藤原房前の似顔絵

藤原房前のイラスト

藤原房前

ふじわらのふささき(681-737)
飛鳥時代後期~奈良時代前期の公卿
藤原北家の祖

藤原不比等の次男。23歳で巡察使となり、主に東海道の行政監察に当たる。717年に兄武智麻呂を差し置いて参議へ昇進。元明上皇の信任篤く、その遺詔を長屋王と二人で受け、内臣として元正天皇の補佐を務める。728年には新設の中衛府の大将に就任。長屋王の失脚後は参議に留め置かれ、兄の後塵を拝するようになった。当時流行していた天然痘によって兄弟に先んじて急死するが、子孫の藤原北家は藤原氏の主流として大きく繁栄してゆく。
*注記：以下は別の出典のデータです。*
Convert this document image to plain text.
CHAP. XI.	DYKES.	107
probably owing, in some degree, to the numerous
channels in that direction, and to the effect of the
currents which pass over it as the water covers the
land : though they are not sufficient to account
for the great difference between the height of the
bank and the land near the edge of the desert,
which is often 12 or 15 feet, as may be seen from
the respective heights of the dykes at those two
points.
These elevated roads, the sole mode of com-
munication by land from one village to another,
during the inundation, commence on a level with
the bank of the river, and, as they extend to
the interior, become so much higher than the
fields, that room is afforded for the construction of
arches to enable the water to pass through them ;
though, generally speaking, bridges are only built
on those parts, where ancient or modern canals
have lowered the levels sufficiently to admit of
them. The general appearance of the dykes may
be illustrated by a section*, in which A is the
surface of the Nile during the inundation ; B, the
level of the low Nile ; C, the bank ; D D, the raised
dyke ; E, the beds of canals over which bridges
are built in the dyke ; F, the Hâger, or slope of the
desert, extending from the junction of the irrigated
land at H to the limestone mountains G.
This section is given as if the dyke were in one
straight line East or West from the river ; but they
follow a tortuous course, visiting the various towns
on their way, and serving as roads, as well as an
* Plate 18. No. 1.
言問はぬ 木にもありとも 我が背子が 手馴れの御琴 地に置かめやも

物言わぬ木ではあっても、
あなたが弾きなれた琴を、どうして膝から離せましょうか。

「万葉集」
巻第五・第812番
大伴旅人が贈った琴と歌への答歌

関連人物

  • 元明上皇(第43代天皇):病床において房前と長屋王に後事を託した。
  • 元正天皇(第44代天皇):房前が内臣として補佐。
  • 藤原不比等(公卿):父。
  • 藤原武智麻呂(公卿):同母兄。
  • 藤原宇合(公卿):同母弟。
  • 藤原麻呂(公卿):異母弟。
  • 藤原光明子聖武天皇の皇后):異母妹。
  • 藤原真楯(公卿):三男。藤原北家の主流・摂関家の祖となった。
  • 長屋王(皇族):房前と共に朝政を担ったが、誣告によって自害させられた。
  • 大伴旅人(公卿・歌人):大宰府滞在時に房前と歌の贈答をした。